Although they were written in several different cities and kingdoms, these early laws have a number of formulas in common. Most contain both an epilogue and a prologue, which usually explain the purpose of composing the laws, invoke divine authority, and command the reader to abide by them. They are always imposed or 'enacted' in the name of a ruler, be it a prince or king, and show no sign of being the result of legislative bodies.

While many of these codes are only partially known, they nevertheless paint a fairly clear picture that enables us to learn what issues pertaining to rules were considered significant by the societies they governed in the 3rd and 2nd millennia BC.

Unlike modern codes, Cuneiform law provides no universal formula for general areas of law. Rather, laws typically consist of specific "if... then..." cases that are meant to act as an example or precedent. Punishments for crimes vary from code to code, but not all prescribe vengeance. Some call only for fines in certain instances, such as in the law of Ur-Nammu, where one line reads: "If a man knocks out the eye of another man, he shall weigh out one-half a mina of silver." These cases are sometimes arranged in a seemingly random order, though this may be the result of an inability to properly interpret them today as they would have been at the time they were in force.[2]

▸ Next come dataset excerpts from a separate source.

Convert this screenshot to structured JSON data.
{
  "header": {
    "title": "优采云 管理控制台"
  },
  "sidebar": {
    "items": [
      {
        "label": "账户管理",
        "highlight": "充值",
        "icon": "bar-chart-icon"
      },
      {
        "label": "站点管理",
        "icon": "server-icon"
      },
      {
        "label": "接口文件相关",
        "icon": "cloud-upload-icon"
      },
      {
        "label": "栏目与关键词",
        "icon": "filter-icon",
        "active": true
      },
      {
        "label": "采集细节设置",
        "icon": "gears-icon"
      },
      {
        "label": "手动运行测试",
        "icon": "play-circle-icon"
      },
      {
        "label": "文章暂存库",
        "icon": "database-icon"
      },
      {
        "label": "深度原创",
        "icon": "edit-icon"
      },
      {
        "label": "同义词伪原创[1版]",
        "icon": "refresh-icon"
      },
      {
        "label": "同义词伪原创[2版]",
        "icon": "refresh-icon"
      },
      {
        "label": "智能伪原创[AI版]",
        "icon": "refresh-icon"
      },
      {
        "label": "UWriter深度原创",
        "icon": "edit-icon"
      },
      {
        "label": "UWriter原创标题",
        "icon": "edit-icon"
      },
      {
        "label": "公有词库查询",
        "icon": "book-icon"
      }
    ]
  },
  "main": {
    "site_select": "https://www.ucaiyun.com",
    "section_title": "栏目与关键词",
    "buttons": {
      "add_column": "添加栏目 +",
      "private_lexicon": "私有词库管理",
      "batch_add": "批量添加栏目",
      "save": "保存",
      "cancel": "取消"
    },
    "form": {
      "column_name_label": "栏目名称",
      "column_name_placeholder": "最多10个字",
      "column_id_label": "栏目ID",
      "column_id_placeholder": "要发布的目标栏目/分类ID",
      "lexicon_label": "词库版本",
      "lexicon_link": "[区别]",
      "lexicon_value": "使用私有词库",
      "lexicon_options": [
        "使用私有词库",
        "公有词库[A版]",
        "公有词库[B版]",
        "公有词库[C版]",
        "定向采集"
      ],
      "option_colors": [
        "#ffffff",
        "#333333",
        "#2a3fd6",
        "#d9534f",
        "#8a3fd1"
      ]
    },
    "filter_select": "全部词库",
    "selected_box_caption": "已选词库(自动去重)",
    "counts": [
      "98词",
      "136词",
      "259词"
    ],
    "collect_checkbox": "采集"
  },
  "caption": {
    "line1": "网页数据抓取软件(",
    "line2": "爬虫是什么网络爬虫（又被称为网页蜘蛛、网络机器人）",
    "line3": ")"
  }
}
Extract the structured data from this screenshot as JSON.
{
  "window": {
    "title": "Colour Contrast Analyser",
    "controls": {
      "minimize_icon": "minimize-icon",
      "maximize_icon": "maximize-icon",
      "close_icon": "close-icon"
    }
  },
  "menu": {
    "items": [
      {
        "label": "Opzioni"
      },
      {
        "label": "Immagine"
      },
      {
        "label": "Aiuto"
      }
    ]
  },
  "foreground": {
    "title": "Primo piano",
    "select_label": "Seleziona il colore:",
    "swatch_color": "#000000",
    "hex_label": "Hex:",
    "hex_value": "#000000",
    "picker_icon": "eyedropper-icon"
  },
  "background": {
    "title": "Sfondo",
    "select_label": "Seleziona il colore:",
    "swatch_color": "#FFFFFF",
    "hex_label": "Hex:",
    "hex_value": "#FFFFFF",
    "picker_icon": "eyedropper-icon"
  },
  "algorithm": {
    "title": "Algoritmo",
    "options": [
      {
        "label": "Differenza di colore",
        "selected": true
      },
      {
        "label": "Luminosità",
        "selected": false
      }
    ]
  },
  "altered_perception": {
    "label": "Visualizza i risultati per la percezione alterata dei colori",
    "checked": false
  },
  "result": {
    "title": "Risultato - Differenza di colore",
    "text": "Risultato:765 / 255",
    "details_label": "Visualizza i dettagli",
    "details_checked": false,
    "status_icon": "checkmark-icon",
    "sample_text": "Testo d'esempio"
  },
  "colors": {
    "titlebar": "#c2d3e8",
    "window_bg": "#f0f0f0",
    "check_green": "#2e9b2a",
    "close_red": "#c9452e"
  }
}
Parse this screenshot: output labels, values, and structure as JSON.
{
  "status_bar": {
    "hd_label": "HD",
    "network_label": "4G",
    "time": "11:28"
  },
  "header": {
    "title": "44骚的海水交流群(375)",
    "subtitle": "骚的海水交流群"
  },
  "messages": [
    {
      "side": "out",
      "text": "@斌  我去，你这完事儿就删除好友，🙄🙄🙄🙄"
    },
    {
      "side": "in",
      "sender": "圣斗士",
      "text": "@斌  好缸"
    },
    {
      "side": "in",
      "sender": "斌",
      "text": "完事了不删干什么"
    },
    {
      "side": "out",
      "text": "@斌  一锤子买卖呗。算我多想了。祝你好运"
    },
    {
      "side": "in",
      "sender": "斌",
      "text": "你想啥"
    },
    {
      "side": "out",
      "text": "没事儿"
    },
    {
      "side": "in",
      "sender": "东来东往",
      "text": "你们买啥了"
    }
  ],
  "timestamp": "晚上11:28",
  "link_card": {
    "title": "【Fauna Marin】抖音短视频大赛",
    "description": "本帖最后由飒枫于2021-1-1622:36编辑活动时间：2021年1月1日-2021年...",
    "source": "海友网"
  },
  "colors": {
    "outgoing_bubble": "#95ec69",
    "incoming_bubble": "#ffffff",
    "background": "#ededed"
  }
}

Cuneiform law is generally classified separately from later Middle Eastern law,[2] but has been viewed as a predecessor of Biblical and Jewish law. The communities of the Middle East that made use of cuneiform law were generally all in contact with one another, and developed similar cultures. Akkadian, a cuneiform language, was used throughout the entire area, and even as far as Egypt, for diplomatic communications during the Amarna Period.

Timeline

  • ca. 2350 BC - Reforms of Urukagina of Lagash - not extant, but "known" through other sources.
  • ca. 2060 BC - Code of Ur-Nammu (or Shulgi?) of Ur - Neo-Sumerian (Ur-III). Earliest code of which fragments have been discovered. The code speaks of witchcraft and the flight of slaves.
  • ca. 1934-1924 BC - Code of Lipit-Ishtar of Isin - With a typical epilogue and prologue, the law deals with penalties, the rights of man, right of kings, marriages, and more.
  • ca. 1800 BC - Laws of the city of Eshnunna (sometimes ascribed to king Bilalama)
  • ca. 1758 BC - Code of Hammurabi - The most famous, and also the most preserved of the ancient laws. Discovered in December 1901, it contains over 282 paragraphs of text, not including the prologue and epilogue.